The same could be said for nearly every pioneer of the sky (and sea) and for most explorers in general. Many died, and we celebrate the successes for de-risking that frontier for the rest of us.
> his efforts could have been used somewhere else.
I take your sentiment to be heartfelt, but putting one's competitive advantage to the collective above one's dreams sounds rather joyless. Anyway, the Market provides ample incentive to abandon dreams and chase one's maximum value; perhaps it just wasn't offering enough in this man's case.
True that. Most important part that is not taught in engineering is, testing. Anybody can make anything, even rockets are not so difficult, but creating a testing and checking framework around the build system takes all the efforts. Elon musk said that, almost 100 times more efforts go towards design and making system that make rockets than actually designing rockets. Some conveniently forget the first ( most Tesla and spacex competition ) and fails miserably.
Urf I did go looking for this and found it. You’re spot on.
India is not known for looking at what can go wrong. There are many YouTube videos out there showing you how to make things with electricity which can kill you dead instantly. What’s worse is they never discuss safety and you only get to see the survivors.

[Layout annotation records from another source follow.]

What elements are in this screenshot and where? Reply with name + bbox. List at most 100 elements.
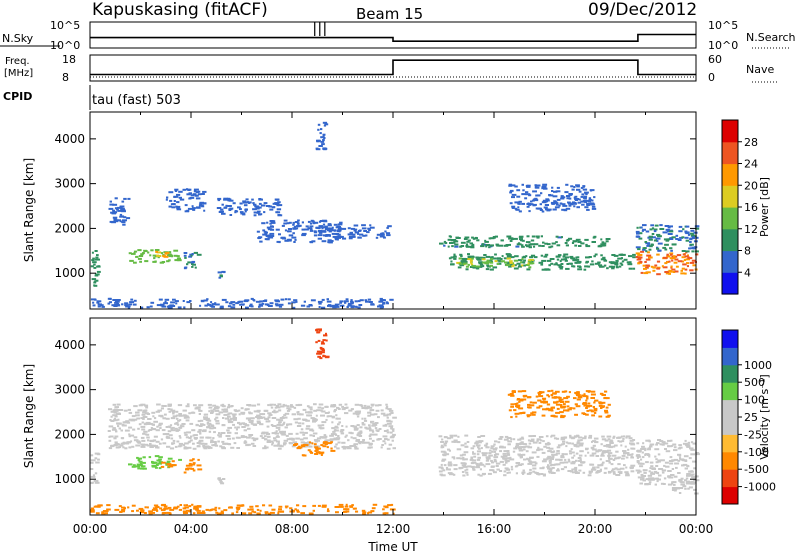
heatmap-cell bbox=[230, 306, 236, 309]
heatmap-cell bbox=[578, 444, 584, 447]
heatmap-cell bbox=[122, 421, 126, 424]
heatmap-cell bbox=[266, 433, 271, 435]
heatmap-cell bbox=[567, 237, 573, 240]
heatmap-cell bbox=[615, 259, 619, 262]
heatmap-cell bbox=[353, 443, 358, 446]
heatmap-cell bbox=[316, 451, 321, 454]
heatmap-cell bbox=[566, 195, 571, 197]
heatmap-cell bbox=[170, 437, 174, 440]
heatmap-cell bbox=[555, 255, 561, 258]
heatmap-cell bbox=[669, 230, 674, 233]
heatmap-cell bbox=[271, 441, 274, 444]
heatmap-cell bbox=[677, 239, 682, 241]
heatmap-cell bbox=[300, 304, 306, 307]
heatmap-cell bbox=[173, 254, 178, 257]
heatmap-cell bbox=[503, 244, 509, 247]
heatmap-cell bbox=[287, 228, 292, 230]
heatmap-cell bbox=[518, 210, 522, 213]
heatmap-cell bbox=[546, 446, 550, 449]
heatmap-cell bbox=[268, 504, 273, 507]
heatmap-cell bbox=[562, 255, 566, 258]
heatmap-cell bbox=[137, 457, 142, 460]
heatmap-cell bbox=[558, 396, 562, 399]
heatmap-cell bbox=[321, 424, 325, 427]
heatmap-cell bbox=[469, 259, 473, 262]
heatmap-cell bbox=[188, 255, 192, 258]
heatmap-cell bbox=[336, 429, 339, 432]
heatmap-cell bbox=[476, 453, 480, 456]
heatmap-cell bbox=[371, 430, 375, 433]
heatmap-cell bbox=[131, 510, 134, 513]
heatmap-cell bbox=[555, 463, 561, 466]
heatmap-cell bbox=[593, 196, 596, 199]
heatmap-cell bbox=[548, 246, 552, 249]
y-tick-label: 4000 bbox=[54, 132, 85, 146]
heatmap-cell bbox=[357, 441, 362, 443]
heatmap-cell bbox=[535, 186, 540, 189]
heatmap-cell bbox=[358, 304, 363, 306]
heatmap-cell bbox=[293, 299, 298, 302]
heatmap-cell bbox=[621, 457, 625, 460]
heatmap-cell bbox=[365, 300, 369, 303]
heatmap-cell bbox=[256, 403, 261, 406]
heatmap-cell bbox=[158, 456, 163, 459]
heatmap-cell bbox=[319, 427, 323, 430]
heatmap-cell bbox=[506, 453, 511, 456]
heatmap-cell bbox=[163, 413, 167, 416]
heatmap-cell bbox=[249, 304, 252, 307]
heatmap-cell bbox=[95, 512, 100, 515]
heatmap-cell bbox=[112, 427, 116, 430]
heatmap-cell bbox=[264, 446, 269, 449]
heatmap-cell bbox=[327, 304, 330, 307]
heatmap-cell bbox=[299, 224, 302, 227]
heatmap-cell bbox=[604, 467, 608, 470]
heatmap-cell bbox=[378, 404, 382, 407]
heatmap-cell bbox=[645, 264, 650, 267]
heatmap-cell bbox=[540, 263, 544, 266]
heatmap-cell bbox=[526, 235, 530, 238]
heatmap-cell bbox=[264, 303, 269, 306]
heatmap-cell bbox=[170, 427, 174, 430]
heatmap-cell bbox=[521, 245, 525, 248]
heatmap-cell bbox=[215, 511, 219, 514]
heatmap-cell bbox=[560, 468, 565, 471]
heatmap-cell bbox=[206, 303, 210, 306]
heatmap-cell bbox=[323, 124, 327, 127]
heatmap-cell bbox=[525, 244, 528, 247]
heatmap-cell bbox=[274, 432, 279, 435]
heatmap-cell bbox=[483, 254, 487, 256]
heatmap-cell bbox=[515, 405, 520, 408]
heatmap-cell bbox=[348, 409, 353, 412]
heatmap-cell bbox=[650, 243, 654, 246]
heatmap-cell bbox=[521, 183, 524, 186]
heatmap-cell bbox=[227, 415, 231, 418]
heatmap-cell bbox=[564, 242, 568, 244]
heatmap-cell bbox=[363, 404, 367, 407]
heatmap-cell bbox=[282, 443, 286, 446]
heatmap-cell bbox=[514, 185, 518, 188]
heatmap-cell bbox=[662, 256, 668, 259]
heatmap-cell bbox=[131, 504, 136, 507]
heatmap-cell bbox=[240, 435, 245, 438]
heatmap-cell bbox=[158, 424, 162, 427]
heatmap-cell bbox=[333, 437, 339, 440]
heatmap-cell bbox=[527, 462, 533, 465]
heatmap-cell bbox=[643, 471, 647, 474]
heatmap-cell bbox=[157, 409, 162, 412]
heatmap-cell bbox=[276, 418, 281, 421]
heatmap-cell bbox=[296, 425, 302, 427]
heatmap-cell bbox=[337, 435, 340, 437]
heatmap-cell bbox=[302, 454, 307, 457]
heatmap-cell bbox=[456, 441, 460, 443]
heatmap-cell bbox=[149, 439, 153, 442]
heatmap-cell bbox=[148, 456, 152, 459]
heatmap-cell bbox=[321, 240, 327, 243]
heatmap-cell bbox=[659, 440, 664, 443]
heatmap-cell bbox=[128, 252, 132, 255]
heatmap-cell bbox=[241, 504, 245, 507]
heatmap-cell bbox=[319, 436, 325, 439]
heatmap-cell bbox=[141, 413, 146, 416]
heatmap-cell bbox=[662, 231, 668, 234]
heatmap-cell bbox=[273, 439, 278, 442]
heatmap-cell bbox=[112, 414, 118, 417]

My favourite is the (now removed) video of repairing a switch more power supply. The guy has a mains lead made up for his oscilloscope with no earth and is handling the probes and casing on live mains connected SMPS with no isolation transformer. One slip and he’s dead. I did wonder how many people he’d killed who watched it and did the same.
So many Indians die for easily preventable accidents. LiveLeak is full of them. You shouldn't even think about their train rides and their adrenaline games.
Safety comes last in India. Everywhere from construction to road, safety is usually the last thing people spend money on. I'm saying this as an Indian living in India.
All those masks, gloves, helmets are not cheap in India. Saddest thing is even if it's being made in India the raw material for making this comes from China and taxed by Indian customs.
If you've choice between buying yourself protective gears vs a new welder to weld the rotor which one do you think will be take him one step closer to his dream?
Sure protective gear can give him more time but most have choices to make, if he could fly this helicopter off the ground, highly likely he also knew about the protective gears yet he choose to not have any maybe because he didn't have much money.
Another factor is that safety gears (atleast what is available in India) is not developed keeping the weather condition in mind. On construction sites, I have observed that in hot and humid weather, the workers hate wearing safety gears as it makes them very uncomfortable. Some even fear that it'll give them a heat stroke in such conditions, and thus avoid it.
Ballistic protection (and much more rigorous materials and component testing) seem like they'd have played a more critical role than a seatbelt in this particular instance.
That's not to say that personal restraint system isn't a critical component of safety equipment. Just that its role in this specific mortality mode would be negligible.
Helicoptors are complex. There are many ways they can kill you (or those around you).
It was recorded, which is how I know this, I honestly wouldn't suggest looking for it as it's pretty horrific. It's sad that such a smart person didn't apply the most basic of safety protocol though.